Switzerland is one of the most expensive countries in Europe, with Zurich and Geneva actually topping the charts for being the costliest cities not only in the continent but worldwide. In fact, a 2-bedroom apartment in Geneva can cost up to CHF 3500. Zurich is slightly more affordable than Geneva but still very expensive, especially for students with limited budgets. Basel, which is home to the oldest Swiss university, is considered to be more affordable than the previously mentioned places.
Even though the cost of living is very high, Switzerland boasts a high quality of life and is considered to be one of the countries in Europe with the highest average wage. Keep in mind that international students, those from outside the European Union, are only allowed to start working after their first semester of studies. In addition, they can only work up to fifteen hours per week during academic sessions. They can exceed this number of hours during holidays, however, they should get the right authorization from the immigration office.
Switzerland is a cultural crossroads, with a number of European countries exerting an influence on the culture of the nation including France, Germany and Italy. The geography of the country has played (and continues to play) an important part in Switzerland’s history, its position amongst the Alps being integral to its neutral position in many wars and in its folklore. Folk art plays a big role in Swiss culture and it is expressed in the form of dance, music, poetry, embroidery and wood carving. Folk art can vary significantly from one region of the country to another.
Switzerland is renowned as a centre of banking, with wealth and status becoming synonymous with Switzerland. IT is also renowned for its chocolate and cheese, for which you will be able to sample plenty of if you choose to study here.
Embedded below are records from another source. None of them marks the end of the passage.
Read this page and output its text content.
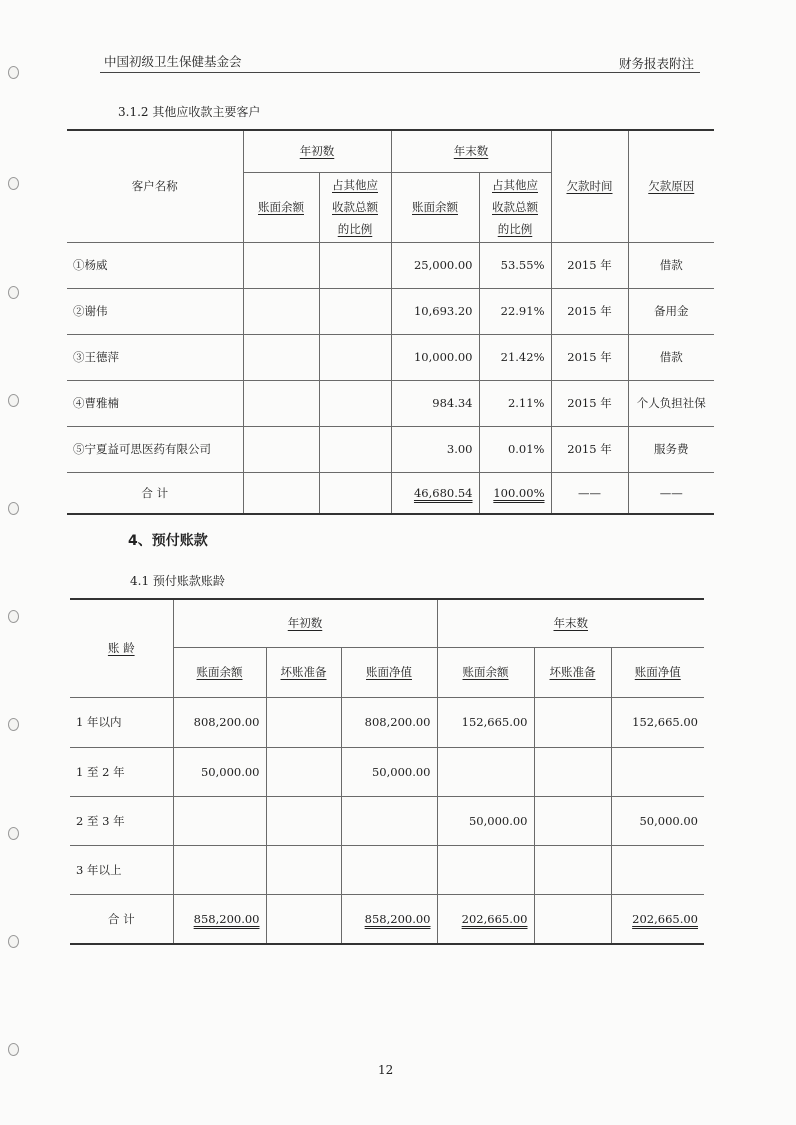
中国初级卫生保健基金会	财务报表附注
3.1.2 其他应收款主要客户
客户名称	年初数		年末数		欠款时间	欠款原因
	账面余额	占其他应
收款总额
的比例	账面余额	占其他应
收款总额
的比例		
①杨威			25,000.00	53.55%	2015 年	借款
②谢伟			10,693.20	22.91%	2015 年	备用金
③王德萍			10,000.00	21.42%	2015 年	借款
④曹雅楠			984.34	2.11%	2015 年	个人负担社保
⑤宁夏益可思医药有限公司			3.00	0.01%	2015 年	服务费
合 计			46,680.54	100.00%	——	——
4、预付账款
4.1 预付账款账龄
账 龄	年初数			年末数		
	账面余额	坏账准备	账面净值	账面余额	坏账准备	账面净值
1 年以内	808,200.00		808,200.00	152,665.00		152,665.00
1 至 2 年	50,000.00		50,000.00			
2 至 3 年				50,000.00		50,000.00
3 年以上						
合 计	858,200.00		858,200.00	202,665.00		202,665.00
12
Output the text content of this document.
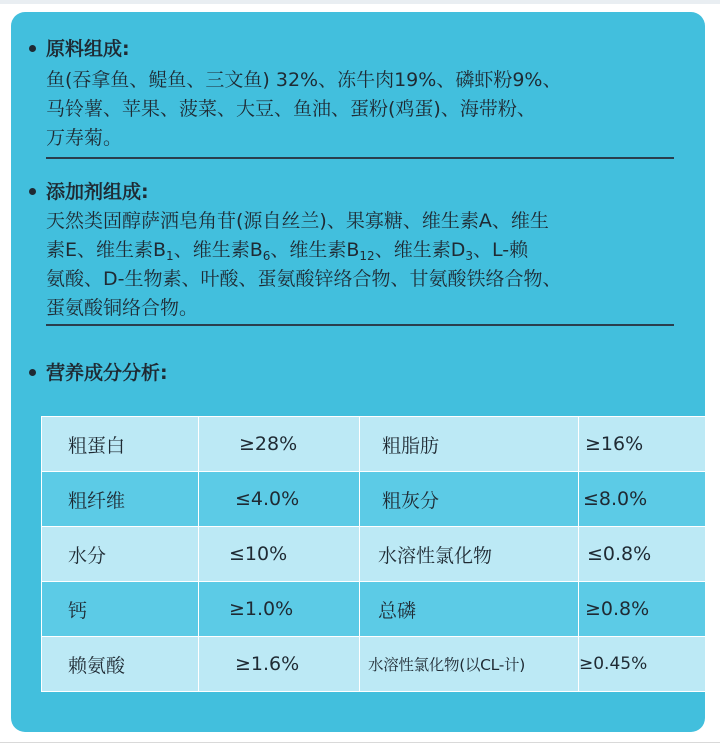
原料组成:
鱼(吞拿鱼、鳀鱼、三文鱼) 32%、冻牛肉19%、磷虾粉9%、
马铃薯、苹果、菠菜、大豆、鱼油、蛋粉(鸡蛋)、海带粉、
万寿菊。
添加剂组成:
天然类固醇萨洒皂角苷(源自丝兰)、果寡糖、维生素A、维生
素E、维生素$B_1$、维生素$B_6$、维生素$B_{12}$、维生素$D_3$、L-赖
氨酸、D-生物素、叶酸、蛋氨酸锌络合物、甘氨酸铁络合物、
蛋氨酸铜络合物。
营养成分分析:
粗蛋白	≥28%	粗脂肪	≥16%
粗纤维	≤4.0%	粗灰分	≤8.0%
水分	≤10%	水溶性氯化物	≤0.8%
钙	≥1.0%	总磷	≥0.8%
赖氨酸	≥1.6%	水溶性氯化物(以CL-计)	≥0.45%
German, French, Italian and Romansh are the four main and official national languages in Switzerland, which is divided into cantons. German is the most common and is spoken by more than 60% of the population, French is second and is spoken by more than 22% of the population, predominantly in the western part of the country in the regions surrounding the French border.
Italian is spoken by less than 10% of the population and is largely in the southernmost parts that share a border with Italy. Romansh is a regional dialect that is spoken in the eastern areas of the country that are most isolated.